Si la référence zoomorphique recèle toujours un sens figuré dans ce bestiaire, rares sont les animaux qui interagissent directement dans le texte, en tant qu’acteurs du roman. La seule exception est constituée par un chien policier qui joue un petit rôle lors de deux scènes au registre comique. Lors de sa première apparition, le chien est décrit comme l’attribut du policier : « ein Polizist mit einem Hund » (HK, 112). Il n’intervient pas de manière spectaculaire dans le scénario. Seule sa sortie est soulignée par le narrateur qui distingue volontairement ici l’homme de l’animal : « Du livre donc disparurent le policier tête haute et le chien savant baissant la sienne » (Trad. 100) (« Der Polizist verschwand erhobenen, der kluge Hund gesenkten Hauptes aus dem Buche » HK, 113). Le lecteur perçoit déjà dans ce passage la nature particulière de l’animal, qui semble mieux saisir la situation que son maître comme en témoigne sa qualité de « chien savant » aux allures modestes que l’on retrouve dans la seconde scène lorsqu’il poursuit Hinze : « le chien savant sur ses talons, Hinze, effrayé, fourra les pierres dans sa poche de pantalon » (Trad. 148) (« Gefolgt von dem klugen Hund, Hinze steckte die Steine verschreckt in die Hosentasche », HK 167).
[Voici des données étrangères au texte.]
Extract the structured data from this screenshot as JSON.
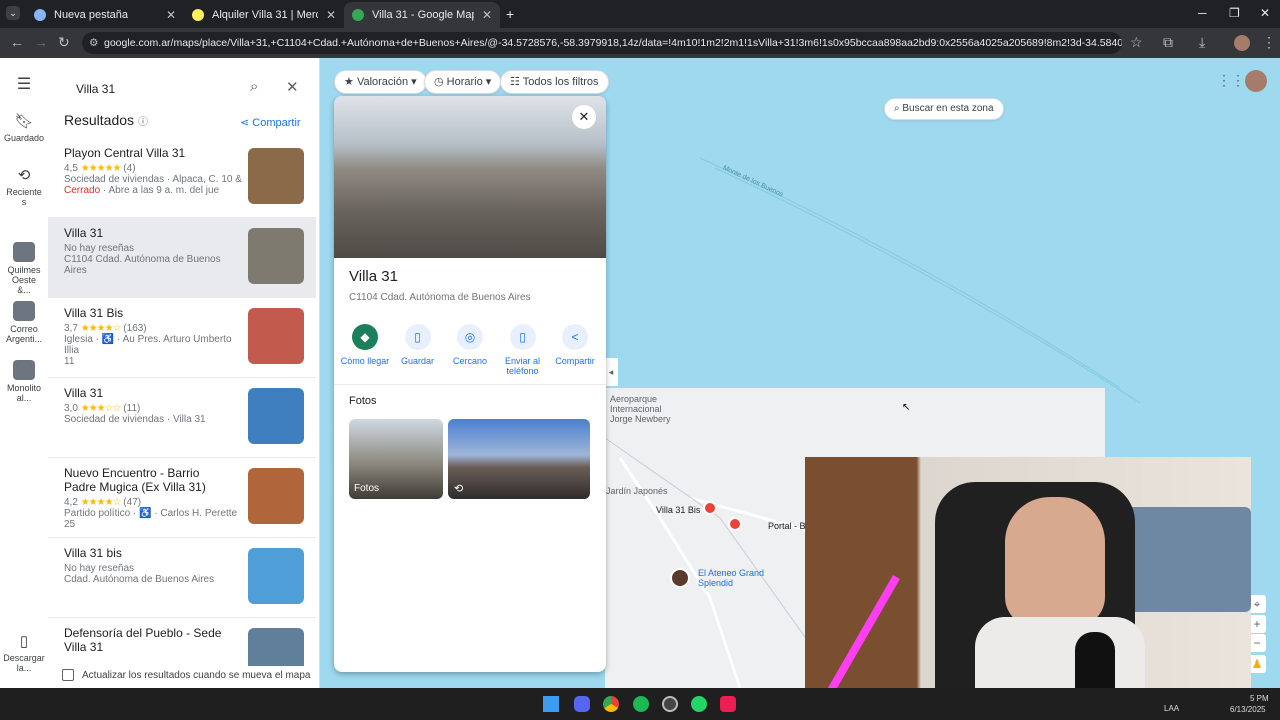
{
  "tabs": [
    {
      "title": "Nueva pestaña",
      "active": false
    },
    {
      "title": "Alquiler Villa 31 | MercadoLibre",
      "active": false
    },
    {
      "title": "Villa 31 - Google Maps",
      "active": true
    }
  ],
  "address": {
    "url": "google.com.ar/maps/place/Villa+31,+C1104+Cdad.+Autónoma+de+Buenos+Aires/@-34.5728576,-58.3979918,14z/data=!4m10!1m2!2m1!1sVilla+31!3m6!1s0x95bccaa898aa2bd9:0x2556a4025a205689!8m2!3d-34.584078!4d-58.3783041!15s..."
  },
  "rail": {
    "saved": "Guardado",
    "recents": "Reciente s",
    "r1": "Quilmes Oeste &...",
    "r2": "Correo Argenti...",
    "r3": "Monolito al...",
    "download": "Descargar la..."
  },
  "search": {
    "value": "Villa 31"
  },
  "results_header": "Resultados",
  "share_label": "Compartir",
  "results": [
    {
      "name": "Playon Central Villa 31",
      "rating": "4,5",
      "stars": "★★★★★",
      "count": "(4)",
      "line1": "Sociedad de viviendas · Alpaca, C. 10 &",
      "status": "Cerrado",
      "status_rest": " · Abre a las 9 a. m. del jue"
    },
    {
      "name": "Villa 31",
      "rating": "",
      "stars": "",
      "count": "",
      "line1": "No hay reseñas",
      "line2": "C1104 Cdad. Autónoma de Buenos Aires"
    },
    {
      "name": "Villa 31 Bis",
      "rating": "3,7",
      "stars": "★★★★☆",
      "count": "(163)",
      "line1": "Iglesia · ♿ · Au Pres. Arturo Umberto Illia",
      "line2": "11"
    },
    {
      "name": "Villa 31",
      "rating": "3,0",
      "stars": "★★★☆☆",
      "count": "(11)",
      "line1": "Sociedad de viviendas · Villa 31"
    },
    {
      "name": "Nuevo Encuentro - Barrio Padre Mugica (Ex Villa 31)",
      "rating": "4,2",
      "stars": "★★★★☆",
      "count": "(47)",
      "line1": "Partido político · ♿ · Carlos H. Perette",
      "line2": "25"
    },
    {
      "name": "Villa 31 bis",
      "rating": "",
      "stars": "",
      "count": "",
      "line1": "No hay reseñas",
      "line2": "Cdad. Autónoma de Buenos Aires"
    },
    {
      "name": "Defensoría del Pueblo - Sede Villa 31",
      "rating": "",
      "stars": "",
      "count": "",
      "line1": ""
    }
  ],
  "update_checkbox": "Actualizar los resultados cuando se mueva el mapa",
  "filters": {
    "valoracion": "Valoración",
    "horario": "Horario",
    "todos": "Todos los filtros"
  },
  "search_zone": "Buscar en esta zona",
  "place": {
    "name": "Villa 31",
    "address": "C1104 Cdad. Autónoma de Buenos Aires",
    "photos_header": "Fotos",
    "photo1": "Fotos",
    "actions": [
      {
        "label": "Cómo llegar",
        "icon": "◆"
      },
      {
        "label": "Guardar",
        "icon": "▯"
      },
      {
        "label": "Cercano",
        "icon": "◎"
      },
      {
        "label": "Enviar al teléfono",
        "icon": "▯"
      },
      {
        "label": "Compartir",
        "icon": "<"
      }
    ]
  },
  "map_labels": {
    "street1": "Monte de los Buenos",
    "airport": "Aeroparque Internacional Jorge Newbery",
    "japones": "Jardín Japonés",
    "villa31bis": "Villa 31 Bis",
    "portal": "Portal - B",
    "ateneo": "El Ateneo Grand Splendid"
  },
  "taskbar": {
    "time": "5 PM",
    "date": "6/13/2025",
    "lang": "LAA"
  }
}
Or le chien ne se contente pas de tenir son rôle de chien policier féroce en mordant Hinze (Aber das Tier biß barsch hinein, HK 167). A la fin de la rencontre, il arbore encore un comportement anthropomorphique en reconduisant Hinze et Kunze à la Tatra en lieu et place du policier après l’épisode agité de la tentative de destruction du véhicule officiel par le chauffeur : « Le chien savant conduisit les deux passagers » (Trad. 151) (« Der kluge Hund geleitete die beiden Insassen » HK, 170). Toutefois, cet eXemple d’animal acteur du texte demeure l’exception dans le bestiaire de Volker Braun : plus généralement, l’animal occupe une fonction métaphorique, symbolique et poétique dont il convient de mesurer la portée.

De l’homme à l’animal

La question de savoir si la comparaison entre un animal et un humain est méliorative ou péjorative pour notre espèce n’est pas simple à trancher. Lorsque Hinze est d’entrée de jeu comparé à un insecte dans sa boîte, le narrateur met en évidence le manque d’envergure et de marge de manœuvre du personnage. De même, les nombreuses allusions au comportement bestial de Kunze envers les femmes qui se traduisent par l’image du porc ne sont guère flatteuses pour la gent masculine puisque Kunze, dans l’épisode de Hamburg, est décrit « tel un porc écumant, ahanant, enjambant avec brutalité le fossé séparant le Nord et le Sud » (Trad. 82) (« Ein schäumendes, röchelndes, das Nord-Süd-Gefälle brutal nutzendes Schwein », HK, 92). On retrouve une image analogue dans le récit onirique de l’un des compagnons de chambrée de Kunze, Hermann, où la métamorphose en cochon se termine sur une note érotique : « Alors je me mis enfin à crier, m’arrachant à moi-même, et en ricanant j’avalai le rhum et saisis sous la table la main de la maîtresse de maison, pour qu’elle brûle. Et elle brûla en effet. Le cochon, monsieur, c’était moi le cochon. » (Trad. 118) (« Da schrie ich endlich und riß aus mir mich und goß den Rum grinsend in mich hinein und hielt der Hausfrau Hand unter dem Tisch, dass sie verbrenne, und sie brannte auch. Das Schwein war ich, mein Herr : ich war das Schwein. » HK, 133). Cette image négative de l’homme face à la femme se retrouve de manière récurrente dans le discours de Lisa, qui ne se prive pas d’insulter « ses » hommes en les traitant de : « Cochons » (Trad. 68) (« Schweine », HK 76) / « Mais quels cochons, quels cochons ! » (Trad. 47) (« Aber die Schweine, die Schweine ! » HK, 51) / « Espèce de cochons » (Trad. 129) (« Ihr Schweine » HK, 145). C’est d’ailleurs Hinze qui explique à Kunze dans le roman la vision particulière et zoomorphique que les femmes ont des hommes en s’appuyant encore une fois sur la même image : « Tu es pour elle une sorte d’animal, un – cochon, une série cochonnée. » (Trad., 71) (« Du bist für sie eine Art Tier, ein – Schwein, eine versaute Serie » HK, 79). Les Libre propos confirment cette vision féminine du « gâchis humain » : « Il n’est bon à rien » (Trad. 31) déclare la femme de Kunze à propos de son mari, utilisant encore une fois la même image (« Er ist versaut », Berichte 37). Au-delà de la comparaison fortement péjorative, c’est le fossé entre les seXes et une nouvelle « cassure » sociale que dénonce l’auteur.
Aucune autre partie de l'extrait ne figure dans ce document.